Question 6.9: An Op-Amp Differentiator Consider the op-amp circuit shown i...
An Op-Amp Differentiator
Consider the op-amp circuit shown in Figure 6.34. Derive the differential equation relating the input voltage v_{\mathrm{i}} and the output voltage v_{\mathrm{o}}.
Note that the current drawn by the op-amp is very small. Applying Kirchhoff’s current law to node 1 gives
\begin{gathered} i_{1}=i_{2}, \\ C \frac{\mathrm{d}}{\mathrm{d} t}\left(v_{\mathrm{i}}-v_{1}\right)=\frac{v_{1}-v_{\mathrm{o}}}{R} . \end{gathered}
Because the input terminal marked with the plus sign is connected to the ground, the opamp equation yields v_{1}=v_{-} \approx v_{+}=0. Thus, the differential equation for the op-amp circuit in Figure 6.34 is
C \dot{V}_{\mathrm{i}}=-\frac{v_{\mathrm{o}}}{R}
or
v_{\mathrm{o}}=-R C \dot{v}_{\mathrm{i}}.

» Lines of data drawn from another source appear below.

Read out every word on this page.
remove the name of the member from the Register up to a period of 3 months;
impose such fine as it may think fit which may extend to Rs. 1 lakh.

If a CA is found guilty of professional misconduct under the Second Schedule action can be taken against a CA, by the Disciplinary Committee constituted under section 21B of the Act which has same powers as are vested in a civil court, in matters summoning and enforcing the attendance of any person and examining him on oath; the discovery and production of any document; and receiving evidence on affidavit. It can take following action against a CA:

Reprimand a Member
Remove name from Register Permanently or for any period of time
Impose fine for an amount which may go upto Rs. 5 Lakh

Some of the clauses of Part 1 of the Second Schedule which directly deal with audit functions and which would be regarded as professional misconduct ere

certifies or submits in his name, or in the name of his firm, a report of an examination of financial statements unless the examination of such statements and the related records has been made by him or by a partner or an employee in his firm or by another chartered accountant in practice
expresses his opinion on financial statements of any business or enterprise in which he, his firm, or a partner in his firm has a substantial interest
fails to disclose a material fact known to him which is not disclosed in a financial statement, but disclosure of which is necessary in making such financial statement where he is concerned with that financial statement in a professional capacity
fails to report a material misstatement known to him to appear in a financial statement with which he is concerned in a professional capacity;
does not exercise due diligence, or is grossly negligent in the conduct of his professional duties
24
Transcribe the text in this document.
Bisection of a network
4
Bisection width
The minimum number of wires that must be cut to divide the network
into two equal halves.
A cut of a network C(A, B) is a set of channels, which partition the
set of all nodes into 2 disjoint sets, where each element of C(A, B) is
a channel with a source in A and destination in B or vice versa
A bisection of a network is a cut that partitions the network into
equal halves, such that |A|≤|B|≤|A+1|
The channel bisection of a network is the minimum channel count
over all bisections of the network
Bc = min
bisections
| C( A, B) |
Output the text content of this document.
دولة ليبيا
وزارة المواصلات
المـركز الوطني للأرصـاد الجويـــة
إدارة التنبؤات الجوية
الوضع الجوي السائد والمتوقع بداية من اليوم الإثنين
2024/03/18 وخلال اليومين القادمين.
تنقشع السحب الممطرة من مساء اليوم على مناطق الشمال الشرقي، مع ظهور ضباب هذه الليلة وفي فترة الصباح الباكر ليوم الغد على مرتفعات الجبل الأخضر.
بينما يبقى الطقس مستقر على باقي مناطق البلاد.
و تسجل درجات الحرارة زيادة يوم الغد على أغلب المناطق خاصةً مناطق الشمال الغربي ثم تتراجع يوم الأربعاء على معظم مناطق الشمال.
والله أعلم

This implies that the output voltage v_{\mathrm{o}} is proportional to the time derivative of the input voltage v_{\mathrm{i}}. The circuit in Figure 6.34 is therefore called a differentiator. Switching the resistor and the capacitor in Figure 6.34 results in an op-amp integrator shown in Figure 6.35. The relation between the output voltage and the input voltage is \dot{v}_{\mathrm{o}}=-v_{\mathrm{i}} /(R C). We leave the derivation as an exercise for the reader.